Both strategies of EGFR inhibition have demonstrated clinical success; however, many tumors remain non-responsive or acquire resistance during therapy. To explore potential molecular mechanisms of acquired resistance to cetuximab we previously established a series of cetuximab -resistant clones by chronically exposing the NCI-H NSCLC cell line to escalating doses of cetuximab. These findings prompted investigation on whether or not cells with acquired resistance to cetuximab would be sensitive to the EGFR targeted TKI erlotinib.

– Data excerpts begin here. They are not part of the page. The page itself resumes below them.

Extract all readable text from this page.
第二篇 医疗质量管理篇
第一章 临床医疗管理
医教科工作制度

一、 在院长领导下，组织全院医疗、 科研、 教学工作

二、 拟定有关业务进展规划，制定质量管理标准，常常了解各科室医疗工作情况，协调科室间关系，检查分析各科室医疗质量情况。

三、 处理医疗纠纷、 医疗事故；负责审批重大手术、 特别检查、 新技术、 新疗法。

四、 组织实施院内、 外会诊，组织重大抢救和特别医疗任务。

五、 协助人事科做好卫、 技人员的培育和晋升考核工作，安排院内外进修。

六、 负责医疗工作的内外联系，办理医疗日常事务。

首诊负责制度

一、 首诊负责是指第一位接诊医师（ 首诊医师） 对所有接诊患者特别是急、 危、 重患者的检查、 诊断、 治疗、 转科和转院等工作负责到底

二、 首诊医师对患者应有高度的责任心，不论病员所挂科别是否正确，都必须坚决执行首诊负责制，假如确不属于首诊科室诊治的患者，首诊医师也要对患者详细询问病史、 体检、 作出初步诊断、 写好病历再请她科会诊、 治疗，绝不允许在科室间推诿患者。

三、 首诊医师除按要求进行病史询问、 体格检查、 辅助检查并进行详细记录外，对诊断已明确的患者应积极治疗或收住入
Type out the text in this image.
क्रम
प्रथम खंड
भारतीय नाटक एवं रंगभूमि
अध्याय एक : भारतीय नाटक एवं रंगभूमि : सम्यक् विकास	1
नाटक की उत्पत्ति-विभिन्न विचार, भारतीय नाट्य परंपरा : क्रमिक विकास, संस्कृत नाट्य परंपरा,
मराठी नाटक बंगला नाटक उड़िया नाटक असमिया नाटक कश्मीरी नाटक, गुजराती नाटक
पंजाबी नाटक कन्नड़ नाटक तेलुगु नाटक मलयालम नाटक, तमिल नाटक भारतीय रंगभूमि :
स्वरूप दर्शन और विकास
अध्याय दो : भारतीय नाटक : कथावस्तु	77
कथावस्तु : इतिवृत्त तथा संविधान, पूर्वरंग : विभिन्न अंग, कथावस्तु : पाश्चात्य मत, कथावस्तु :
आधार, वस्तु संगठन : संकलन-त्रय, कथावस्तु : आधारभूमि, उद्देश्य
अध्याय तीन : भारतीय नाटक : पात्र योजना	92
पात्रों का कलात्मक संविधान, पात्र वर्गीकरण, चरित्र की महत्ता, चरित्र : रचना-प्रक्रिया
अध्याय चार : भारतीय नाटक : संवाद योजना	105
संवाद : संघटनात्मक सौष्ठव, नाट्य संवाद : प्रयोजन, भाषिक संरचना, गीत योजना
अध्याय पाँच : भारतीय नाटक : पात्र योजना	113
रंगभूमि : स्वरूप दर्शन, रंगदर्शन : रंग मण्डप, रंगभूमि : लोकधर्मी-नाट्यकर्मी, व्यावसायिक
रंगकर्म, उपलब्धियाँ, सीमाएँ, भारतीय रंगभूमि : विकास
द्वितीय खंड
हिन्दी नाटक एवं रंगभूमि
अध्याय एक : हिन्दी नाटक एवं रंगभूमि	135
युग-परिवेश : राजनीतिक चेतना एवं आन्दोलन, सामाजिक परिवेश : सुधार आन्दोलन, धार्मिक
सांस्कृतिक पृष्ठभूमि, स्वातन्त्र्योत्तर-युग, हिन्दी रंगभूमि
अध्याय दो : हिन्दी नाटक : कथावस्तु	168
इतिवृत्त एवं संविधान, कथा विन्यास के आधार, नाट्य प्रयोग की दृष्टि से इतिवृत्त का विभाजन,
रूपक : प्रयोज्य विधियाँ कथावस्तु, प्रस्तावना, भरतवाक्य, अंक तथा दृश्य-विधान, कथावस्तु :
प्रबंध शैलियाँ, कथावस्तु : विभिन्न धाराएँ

In vitro, erlotinib was able to decrease signaling through the EGFR axis, decrease cellular proliferation and induce apoptosis. To determine if erlotinib could have therapeutic benefit in vivo, we established cetuximab -resistant NCI-H mouse xenografts, and subsequently treated them with erlotinib.
Mice harboring cetuximab -resistant tumors treated with erlotinib exhibited either a tumor regression or growth delay as compared with vehicle controls. Analysis of the erlotinib treated tumors demonstrated a decrease in cell proliferation and increased rates of apoptosis.
The work presented herein suggests that 1 cells with acquired resistance to cetuximab maintain their dependence on EGFR and 2 tumors developing resistance to cetuximab can benefit from subsequent treatment with erlotinib, providing rationale.